January Small-Cap Stocks on the Move

+27.4% Logility Supply Chain Solutions Inc (LGTY) announced on January 27th that it had agreed to be acquired by Aptean, a portfolio company of Vista Equity Partners, for $14.30/share. The transaction represents a 24% premium to the closing price on January 23rd and is expected to close in the second quarter.

+20.2% QEP Co Inc (QEPC) reported solid fiscal third-quarter results, demonstrating stable revenue and strong gross margins driven by consumers spending more on home improvement projects.

+17.3% OSI Systems Inc (OSIS) shares rose after its fiscal second-quarter earnings release, which showed positive free cash flow for the first time in three quarters. Additionally, the company raised its full-year 2025 guidance.

+15.6% Sphere Entertainment Corp (SPHR) had positive momentum in January.
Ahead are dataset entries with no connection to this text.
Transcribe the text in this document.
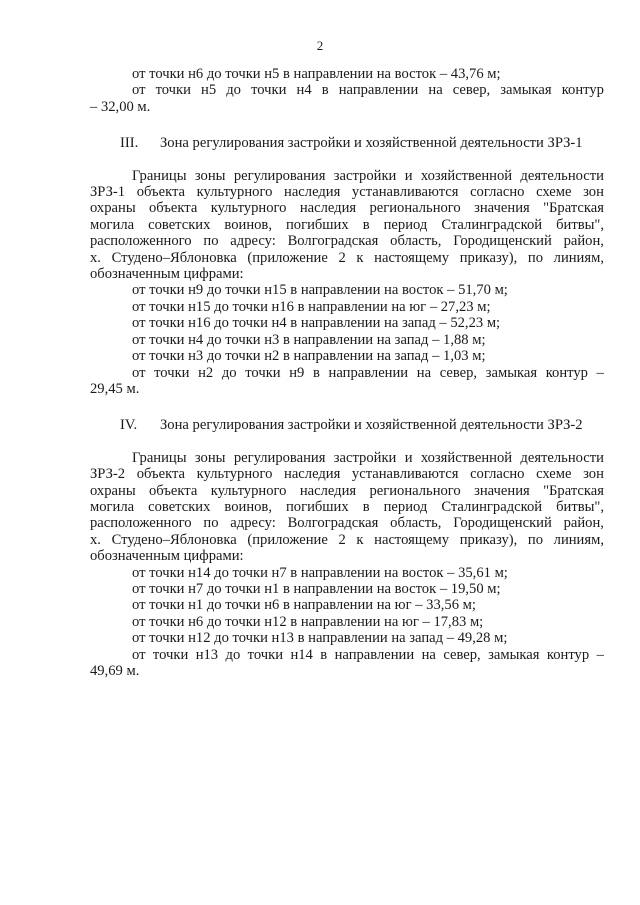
2
от точки н6 до точки н5 в направлении на восток – 43,76 м;
от точки н5 до точки н4 в направлении на север, замыкая контур
– 32,00 м.
III. Зона регулирования застройки и хозяйственной деятельности ЗРЗ-1
Границы зоны регулирования застройки и хозяйственной деятельности
ЗРЗ-1 объекта культурного наследия устанавливаются согласно схеме зон
охраны объекта культурного наследия регионального значения "Братская
могила советских воинов, погибших в период Сталинградской битвы",
расположенного по адресу: Волгоградская область, Городищенский район,
х. Студено–Яблоновка (приложение 2 к настоящему приказу), по линиям,
обозначенным цифрами:
от точки н9 до точки н15 в направлении на восток – 51,70 м;
от точки н15 до точки н16 в направлении на юг – 27,23 м;
от точки н16 до точки н4 в направлении на запад – 52,23 м;
от точки н4 до точки н3 в направлении на запад – 1,88 м;
от точки н3 до точки н2 в направлении на запад – 1,03 м;
от точки н2 до точки н9 в направлении на север, замыкая контур –
29,45 м.
IV. Зона регулирования застройки и хозяйственной деятельности ЗРЗ-2
Границы зоны регулирования застройки и хозяйственной деятельности
ЗРЗ-2 объекта культурного наследия устанавливаются согласно схеме зон
охраны объекта культурного наследия регионального значения "Братская
могила советских воинов, погибших в период Сталинградской битвы",
расположенного по адресу: Волгоградская область, Городищенский район,
х. Студено–Яблоновка (приложение 2 к настоящему приказу), по линиям,
обозначенным цифрами:
от точки н14 до точки н7 в направлении на восток – 35,61 м;
от точки н7 до точки н1 в направлении на восток – 19,50 м;
от точки н1 до точки н6 в направлении на юг – 33,56 м;
от точки н6 до точки н12 в направлении на юг – 17,83 м;
от точки н12 до точки н13 в направлении на запад – 49,28 м;
от точки н13 до точки н14 в направлении на север, замыкая контур –
49,69 м.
Additionally, SPHR announced it appointed Robert Langer as EVP, CFO, and Treasurer of the Company. Mr. Langer most recently served as the Global Leader of Enterprise-Wide Financial Planning and Corporate Strategy at The Walt Disney Company (DIS).

+12.6% Accuray Inc (ARAY) announced several positive corporate updates in January, including the appointment of Leonel Peralta to COO and the announcement that its newest Radixact and CyberKnife systems had been approved for use in China.

-17.8% Shoe Carnival Inc (SCVL) shares sank after comparable footwear company Caleres (CAL) cut its full-year sales and earnings targets due to a soft holiday season.

-16.7% United States Lime & Minerals Inc (USLM) shares declined alongside its Energy sector peers during the month.

-20.8% Monro Inc (MNRO) shares slid after its fiscal third-quarter earnings release, which showed slight revenue declines with gross margin erosion due to increased promotional activity, customer trade-down to lower-priced tires, and higher store operating costs.

-28.6% Apogee Enterprises (APOG) shares sold off in a market overreaction driven by comments on short-term softness in non-residential construction end-markets.